Choose closer region, use “flash” models when feasible, enable streaming, cache embeddings, reuse HTTP connections, and pre-warm endpoints. For pipelines, use caching and parallelism; avoid tiny batch sizes.

# HTTP keep-alive + connection pooling in your client

46) Cost Tactics

Batch non-urgent requests, cap max tokens, set per-user quotas, and use retrieval caches. Downshift model tiers for drafts and upgrade for finalization. Delete unused endpoints and indexes.
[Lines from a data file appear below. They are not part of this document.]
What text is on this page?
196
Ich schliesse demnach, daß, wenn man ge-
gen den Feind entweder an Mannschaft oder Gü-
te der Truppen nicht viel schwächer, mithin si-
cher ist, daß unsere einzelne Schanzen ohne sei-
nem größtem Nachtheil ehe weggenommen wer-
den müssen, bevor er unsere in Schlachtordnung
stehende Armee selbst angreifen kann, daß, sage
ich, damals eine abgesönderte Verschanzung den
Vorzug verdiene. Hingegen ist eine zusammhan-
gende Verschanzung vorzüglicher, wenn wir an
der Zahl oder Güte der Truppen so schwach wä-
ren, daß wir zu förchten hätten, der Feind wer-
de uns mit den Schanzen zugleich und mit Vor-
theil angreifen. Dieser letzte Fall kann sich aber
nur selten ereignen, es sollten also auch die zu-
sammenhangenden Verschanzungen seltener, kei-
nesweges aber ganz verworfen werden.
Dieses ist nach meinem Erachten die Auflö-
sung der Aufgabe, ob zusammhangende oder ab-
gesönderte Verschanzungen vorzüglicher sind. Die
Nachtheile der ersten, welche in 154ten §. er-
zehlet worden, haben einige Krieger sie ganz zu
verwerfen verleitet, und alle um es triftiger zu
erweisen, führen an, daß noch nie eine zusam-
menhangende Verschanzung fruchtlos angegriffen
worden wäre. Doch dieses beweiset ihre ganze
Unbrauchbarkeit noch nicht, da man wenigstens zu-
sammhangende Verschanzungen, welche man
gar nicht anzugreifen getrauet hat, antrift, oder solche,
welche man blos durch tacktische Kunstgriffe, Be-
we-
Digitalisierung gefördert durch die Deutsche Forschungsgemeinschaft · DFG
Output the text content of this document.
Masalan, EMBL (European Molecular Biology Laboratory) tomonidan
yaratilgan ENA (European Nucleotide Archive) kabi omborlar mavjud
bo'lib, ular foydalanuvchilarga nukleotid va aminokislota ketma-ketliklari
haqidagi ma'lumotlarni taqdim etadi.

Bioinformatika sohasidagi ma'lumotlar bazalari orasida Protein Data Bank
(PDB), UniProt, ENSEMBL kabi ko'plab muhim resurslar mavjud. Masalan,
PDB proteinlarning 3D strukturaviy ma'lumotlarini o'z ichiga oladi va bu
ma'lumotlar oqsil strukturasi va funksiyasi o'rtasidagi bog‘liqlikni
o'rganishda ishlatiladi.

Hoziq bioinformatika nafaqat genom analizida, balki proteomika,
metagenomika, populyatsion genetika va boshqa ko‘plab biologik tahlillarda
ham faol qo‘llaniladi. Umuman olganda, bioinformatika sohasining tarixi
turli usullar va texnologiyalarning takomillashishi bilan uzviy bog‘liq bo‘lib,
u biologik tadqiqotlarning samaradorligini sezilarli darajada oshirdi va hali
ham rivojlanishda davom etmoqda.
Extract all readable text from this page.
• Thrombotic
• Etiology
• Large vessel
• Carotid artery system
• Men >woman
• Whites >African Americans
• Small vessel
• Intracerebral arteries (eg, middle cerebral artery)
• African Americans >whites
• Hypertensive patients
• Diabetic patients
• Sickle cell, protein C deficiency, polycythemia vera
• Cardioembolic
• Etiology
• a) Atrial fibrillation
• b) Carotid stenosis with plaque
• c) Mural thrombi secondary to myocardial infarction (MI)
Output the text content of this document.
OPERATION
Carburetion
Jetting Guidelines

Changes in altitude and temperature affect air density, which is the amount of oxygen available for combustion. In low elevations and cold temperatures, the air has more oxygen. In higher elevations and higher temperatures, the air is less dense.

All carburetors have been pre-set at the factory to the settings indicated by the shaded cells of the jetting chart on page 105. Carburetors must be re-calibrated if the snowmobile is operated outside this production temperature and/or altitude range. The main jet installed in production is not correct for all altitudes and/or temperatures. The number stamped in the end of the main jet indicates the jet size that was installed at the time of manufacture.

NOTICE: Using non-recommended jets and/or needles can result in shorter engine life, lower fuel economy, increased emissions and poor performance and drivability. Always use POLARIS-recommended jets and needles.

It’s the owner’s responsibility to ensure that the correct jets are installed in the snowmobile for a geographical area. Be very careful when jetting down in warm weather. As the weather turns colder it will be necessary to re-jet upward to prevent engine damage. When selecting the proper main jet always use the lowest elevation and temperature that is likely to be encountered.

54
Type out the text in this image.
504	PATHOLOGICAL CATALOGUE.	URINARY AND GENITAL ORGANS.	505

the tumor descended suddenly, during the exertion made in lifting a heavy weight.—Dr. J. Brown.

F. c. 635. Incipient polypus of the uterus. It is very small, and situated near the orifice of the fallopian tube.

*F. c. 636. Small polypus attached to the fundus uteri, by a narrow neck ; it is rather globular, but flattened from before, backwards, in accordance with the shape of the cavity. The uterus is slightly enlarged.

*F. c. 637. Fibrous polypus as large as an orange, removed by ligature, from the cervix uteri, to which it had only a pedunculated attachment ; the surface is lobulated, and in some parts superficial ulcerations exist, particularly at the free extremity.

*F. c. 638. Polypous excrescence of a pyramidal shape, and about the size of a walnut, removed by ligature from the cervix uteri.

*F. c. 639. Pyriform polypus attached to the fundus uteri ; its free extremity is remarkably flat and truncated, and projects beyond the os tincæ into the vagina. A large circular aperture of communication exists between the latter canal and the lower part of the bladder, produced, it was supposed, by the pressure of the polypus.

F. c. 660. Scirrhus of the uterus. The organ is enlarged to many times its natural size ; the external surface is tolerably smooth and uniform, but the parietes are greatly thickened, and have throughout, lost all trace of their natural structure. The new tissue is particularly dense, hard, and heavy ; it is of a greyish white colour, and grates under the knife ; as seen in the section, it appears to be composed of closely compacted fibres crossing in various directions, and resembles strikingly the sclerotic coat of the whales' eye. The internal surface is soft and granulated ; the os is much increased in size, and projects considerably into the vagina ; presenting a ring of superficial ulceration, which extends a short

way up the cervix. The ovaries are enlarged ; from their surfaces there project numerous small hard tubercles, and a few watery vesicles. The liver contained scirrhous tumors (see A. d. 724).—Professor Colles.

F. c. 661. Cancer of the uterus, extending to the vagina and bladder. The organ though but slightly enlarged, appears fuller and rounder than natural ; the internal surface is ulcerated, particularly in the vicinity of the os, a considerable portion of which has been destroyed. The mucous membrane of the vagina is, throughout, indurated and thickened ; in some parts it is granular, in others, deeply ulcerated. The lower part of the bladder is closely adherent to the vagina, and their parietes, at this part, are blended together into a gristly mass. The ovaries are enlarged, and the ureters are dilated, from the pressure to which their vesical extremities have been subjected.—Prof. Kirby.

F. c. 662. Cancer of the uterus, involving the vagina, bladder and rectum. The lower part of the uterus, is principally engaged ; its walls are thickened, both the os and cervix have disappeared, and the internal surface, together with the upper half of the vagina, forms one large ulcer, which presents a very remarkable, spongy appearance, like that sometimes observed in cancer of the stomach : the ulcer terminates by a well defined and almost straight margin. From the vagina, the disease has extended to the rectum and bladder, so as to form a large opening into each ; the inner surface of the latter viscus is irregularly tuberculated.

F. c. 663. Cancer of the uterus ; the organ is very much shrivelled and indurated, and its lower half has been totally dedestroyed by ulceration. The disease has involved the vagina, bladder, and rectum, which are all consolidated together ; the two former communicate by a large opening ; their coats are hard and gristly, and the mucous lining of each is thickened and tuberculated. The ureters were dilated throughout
# Track cost by labels: project, team, app, environment

47) Common Pitfalls

Forgetting region in SDK calls, mixing projects/SA scopes, leaving endpoints running, no safety filters, missing retries/timeouts, and unbounded prompt sizes. Fix with client wrappers, guardrails, and budgets.

# Always set: aiplatform.init(project="...", location="...")

48) Production Checklist

IAM + network controls, logging/metrics/traces, eval gates, canary rollouts, budget alerts, data retention, incident runbooks, and continuous red-teaming.

# Cloud Monitoring alerts: p95 latency, error rate, token spend

49) Reference Patterns

1) GenAI Chat with tools + RAG. 2) Classification endpoint + batch scoring. 3) Image AutoML + online detection. 4) Recommender with embeddings + vector search. 5) Code assistant with repo retrieval.

# Start simple, measure, iterate; codify patterns as reusable microservices

50) Interview Q&A — 20 Practical Questions (Expanded)

1) Vertex AI vs BQML? — BQML for SQL-native modeling; Vertex for custom training, GenAI, vector search, and MLOps.